Vorgaben der Richtlinie
1. Wer ist betroffen?
Kleine und große Unternehmen ab 50 Beschäftigte, Einrichtungen des öffentlichen Sektors, Behörden sowie Gemeinden ab 10.000 Einwohnern müssen EU-weit künftig sichere interne Meldekanäle für Hinweisgeber bereitstellen.
2. Welche Pflichten bestehen?
Die vom Anwendungsbereich erfassten Organisationen sind zur Einrichtung eines Hinweisgebersystems für Beschäftigte, Kunden, Lieferanten und sonstige Dritte verpflichtet. Diese Personen sollen Meldungen entweder online über eine Whistleblower-Software, schriftlich über einen Briefkasten oder über den Postweg abgeben können und/oder mündlich per Whistleblower-Hotline oder ein Anruf-beantwortersystem. Bei allen Meldewegen muss die Vertraulichkeit des Whistleblowers geschützt sein.

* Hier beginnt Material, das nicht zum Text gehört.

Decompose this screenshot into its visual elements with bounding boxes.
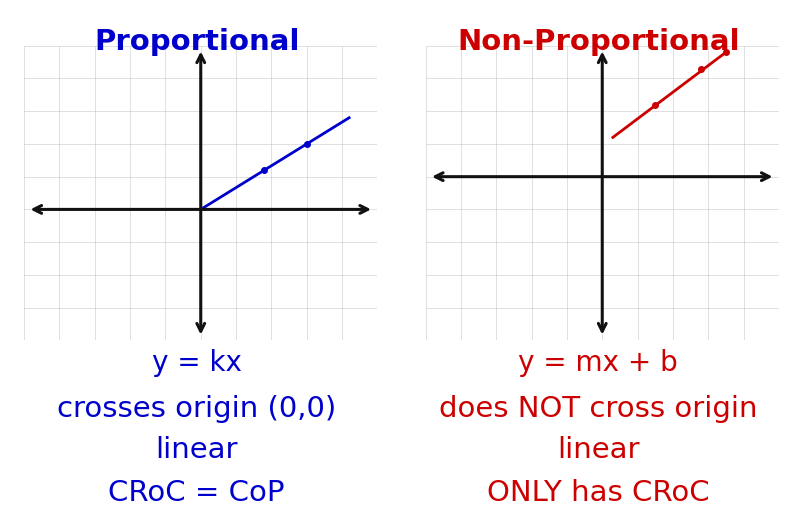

3. Verbot von Repressalien
Ziel der Richtlinie ist es u.a., dass hinweisgebende Personen weder zivil-, straf- noch verwaltungsrechtlich oder in Bezug auf ihre Beschäftigung haftbar gemacht werden können (Hinweisgeberschutz). Sie sollen umfassend geschützt werden. So kommt ihnen etwa eine Beweislastumkehr im arbeitsgerichtlichen Verfahren zugute: Bei gutgläubiger Meldung eines Verstoßes und einer anschließenden Kündigung muss die Organisation beweisen, dass die Kündigung nicht im Zusammenhang mit der Meldung steht.
4. Bis wann?
Für die Unternehmen ab 250 Mitarbeitern gilt diese Pflicht bereits ab 17.12.2021, für Unternehmen zwischen 50 und 250 Mitarbeitern gibt es eine Übergangsfrist von weiteren zwei Jahren bis zum 17.12.2023.
5. Drohende Sanktionen?
Die Verpflichtungen aus dem zukünftigen Hinweisschutzgesetz stellen bei einem Verstoß eine Ordnungswidrigkeit dar. Es drohen Bußgelder bis EUR 100.000.
Praxishinweis
Eine EU-Richtlinie bedarf erst die Umsetzung ins nationale Recht. Das hierfür vorgesehene „Hinweisgeberschutzgesetz“ wurde in der letzten ordentlichen Sitzungswoche der Legislaturperiode doch nicht beschlossen. Dennoch besteht für die betroffenen Unternehmen Handlungsbedarf. Zum einen ist die Umsetzung in das nationale Recht nur noch eine Frage der Zeit. Zum anderen droht mangels Umsetzung in nationales Recht die direkte Anwendung der Richtlinie.